Com as mulheres em movimento, aprendemos que o conflito não acontece apenas quando está passando na TV – pelo contrário, os desdobramentos das guerras e seus impactos continuados raramente se tornam notícias na grande mídia ocidental. Ou rapidamente saem das manchetes, como vimos acontecer com o Afeganistão depois de duas décadas de ocupação militar estadunidense. Enquanto isso, os ataques do Talibã à vida das mulheres continuam, e as resistências também, mesmo que silenciadas.

A guerra entre Rússia e Ucrânia desperta preocupação e também a urgência de questionar criticamente a responsabilidade da OTAN (Organização do Tratado do Atlântico Norte) no acirramento dos conflitos. O controle econômico e militar dos Estados Unidos sobre outros territórios é uma realidade porque é sua forma de assegurar poder imperialista. O imperialismo, infelizmente, ainda não é coisa do passado – ainda. Em todo o mundo, as mulheres somam esforços na construção de um feminismo anti-imperialista, como expressa a galeria de cartazes Feminismo anti-imperialista para mudar o mundo.

Em entrevista, a ativista pacifista Kate Hudson alertou para os perigos da ameaça nuclear nessa guerra e afirmou: “não queremos mais e mais armas e tropas lá. Queremos uma negociação  pacífica, um acordo de segurança comum para a região, para que todos  possam viver em paz. Caso contrário, isso pode levar a uma guerra nuclear. Nessa guerra, são as pessoas comuns que sofrem, as mulheres e crianças, os pobres”. 

A solução não passa por “aumentar a representatividade” dentro da OTAN, mas sim por desmantelá-la. “Uma mulher apertando o botão nuclear não é feminismo”, afirmaram as mulheres envolvidas na construção da Cúpula pela Paz “Não à OTAN”, que se realizará em junho.

A guerra permanente contra o povo negro assola países que, em teoria, vivem em tempos de paz. “Precisamos lutar pela desmilitarização da vida e dos corpos, pleiteando o direito ao  território como centro do debate. Assim, podemos dialogar sobre mudanças  verdadeiramente radicais e de transformação social”, é o que aponta Dara Sant’Anna, em reflexão sobre a militarização das favelas no Brasil.

Existe uma continuidade entre as ocupações e intervenções militares nos países e o avanço das empresas transnacionais sobre os territórios. O caso do Haiti é emblemático: décadas de missão da Organização das Nações Unidas (ONU) foram acompanhadas e seguidas por golpes e projetos políticos autoritários, apoiados pelos Estados Unidos, como denunciou Islanda Mircheline.

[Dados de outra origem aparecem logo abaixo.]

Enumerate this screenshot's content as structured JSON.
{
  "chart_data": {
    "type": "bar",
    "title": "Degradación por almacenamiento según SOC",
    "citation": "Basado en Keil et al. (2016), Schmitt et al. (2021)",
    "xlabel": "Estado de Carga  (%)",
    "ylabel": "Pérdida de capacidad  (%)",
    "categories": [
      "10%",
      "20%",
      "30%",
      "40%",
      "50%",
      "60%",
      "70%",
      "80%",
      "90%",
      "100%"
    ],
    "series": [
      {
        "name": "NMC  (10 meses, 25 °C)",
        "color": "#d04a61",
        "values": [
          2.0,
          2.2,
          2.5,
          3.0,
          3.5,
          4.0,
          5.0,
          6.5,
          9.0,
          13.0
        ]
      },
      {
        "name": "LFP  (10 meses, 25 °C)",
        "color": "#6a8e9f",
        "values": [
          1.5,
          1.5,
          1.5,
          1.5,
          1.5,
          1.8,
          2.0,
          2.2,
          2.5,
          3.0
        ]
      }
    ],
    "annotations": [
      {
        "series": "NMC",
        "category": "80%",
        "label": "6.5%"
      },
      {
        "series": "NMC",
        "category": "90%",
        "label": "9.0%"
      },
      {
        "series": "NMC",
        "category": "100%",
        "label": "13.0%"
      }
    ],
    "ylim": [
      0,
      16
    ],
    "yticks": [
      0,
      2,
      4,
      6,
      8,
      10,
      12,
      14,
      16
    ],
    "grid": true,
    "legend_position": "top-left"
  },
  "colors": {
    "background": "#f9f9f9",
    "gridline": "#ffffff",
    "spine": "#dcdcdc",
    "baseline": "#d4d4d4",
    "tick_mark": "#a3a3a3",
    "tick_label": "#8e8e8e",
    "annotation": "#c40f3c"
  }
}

Compartilhamos todos esses pontos de vista e relatos de experiências porque entendemos que construir uma sociedade livre de violências, guerras, lucro e miiltarização é uma tarefa feminista – uma tarefa das mulheres que sustentam a vida, apesar de tudo, em suas comunidades e locais de atuação. E, quando nos faltam as palavras, lemos, vemos e ouvimos a produção de mulheres que unem arte e política nas mais diferentes linguagens. Al Khadra, Hanaa Malallah, Salka Embarek, Sofía Monsalve, Kishwar Naheed, entre tantas outras, explicam o inexplicável, dizem o indizível, nos ajudam a atravessar os conflitos e defender a paz e a soberania dos povos.